Re: [PATCHv2 09/10] vfio/mdev: Avoid creating sysfs remove file on stale device removal
From: Cornelia Huck
Date: Wed May 08 2019 - 13:17:49 EST
On Tue, 30 Apr 2019 17:49:36 -0500
Parav Pandit <parav@xxxxxxxxxxxx> wrote:
> If device is removal is initiated by two threads as below, mdev core
> attempts to create a syfs remove file on stale device.
> During this flow, below [1] call trace is observed.
>
> cpu-0 cpu-1
> ----- -----
> mdev_unregister_device()
> device_for_each_child
> mdev_device_remove_cb
> mdev_device_remove
> user_syscall
> remove_store()
> mdev_device_remove()
> [..]
> unregister device();
> /* not found in list or
> * active=false.
> */
> sysfs_create_file()
> ..Call trace
>
> Now that mdev core follows correct device removal system of the linux
> bus model, remove shouldn't fail in normal cases. If it fails, there is
> no point of creating a stale file or checking for specific error status.

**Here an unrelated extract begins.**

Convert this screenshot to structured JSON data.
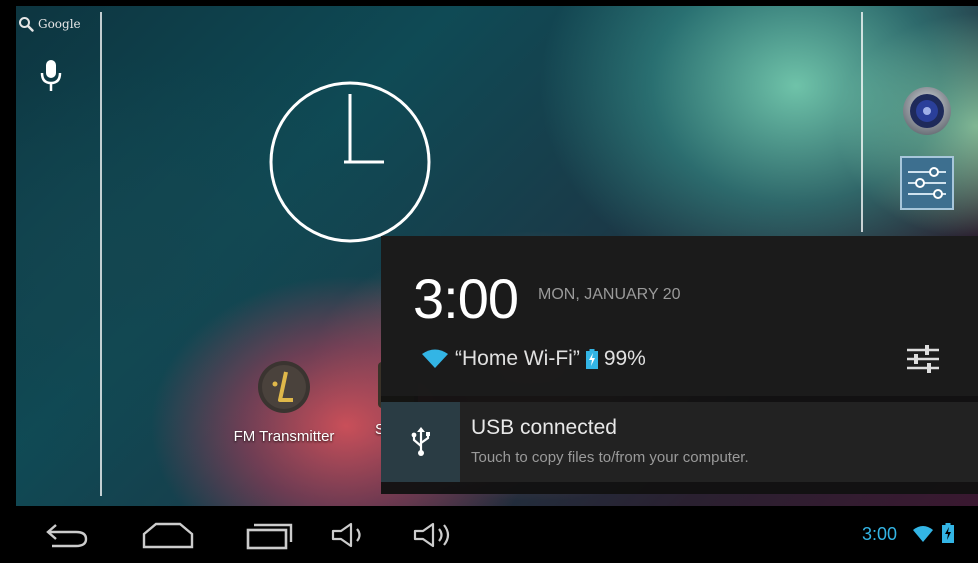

Which error cases are left? Is there anything that does not indicate
that something got terribly messed up internally?
>
> kernel: WARNING: CPU: 2 PID: 9348 at fs/sysfs/file.c:327
> sysfs_create_file_ns+0x7f/0x90
> kernel: CPU: 2 PID: 9348 Comm: bash Kdump: loaded Not tainted
> 5.1.0-rc6-vdevbus+ #6
> kernel: Hardware name: Supermicro SYS-6028U-TR4+/X10DRU-i+, BIOS 2.0b
> 08/09/2016
> kernel: RIP: 0010:sysfs_create_file_ns+0x7f/0x90
> kernel: Call Trace:
> kernel: remove_store+0xdc/0x100 [mdev]
> kernel: kernfs_fop_write+0x113/0x1a0
> kernel: vfs_write+0xad/0x1b0
> kernel: ksys_write+0x5a/0xe0
> kernel: do_syscall_64+0x5a/0x210
> kernel: entry_SYSCALL_64_after_hwframe+0x49/0xbe
>
> Signed-off-by: Parav Pandit <parav@xxxxxxxxxxxx>
> ---
> drivers/vfio/mdev/mdev_sysfs.c | 4 +---
> 1 file changed, 1 insertion(+), 3 deletions(-)
>
> diff --git a/drivers/vfio/mdev/mdev_sysfs.c b/drivers/vfio/mdev/mdev_sysfs.c
> index 9f774b91d275..ffa3dcebf201 100644
> --- a/drivers/vfio/mdev/mdev_sysfs.c
> +++ b/drivers/vfio/mdev/mdev_sysfs.c
> @@ -237,10 +237,8 @@ static ssize_t remove_store(struct device *dev, struct device_attribute *attr,
> int ret;
>
> ret = mdev_device_remove(dev);
> - if (ret) {
> - device_create_file(dev, attr);
> + if (ret)
Should you merge this into the previous patch?
> return ret;
> - }
> }
>
> return count;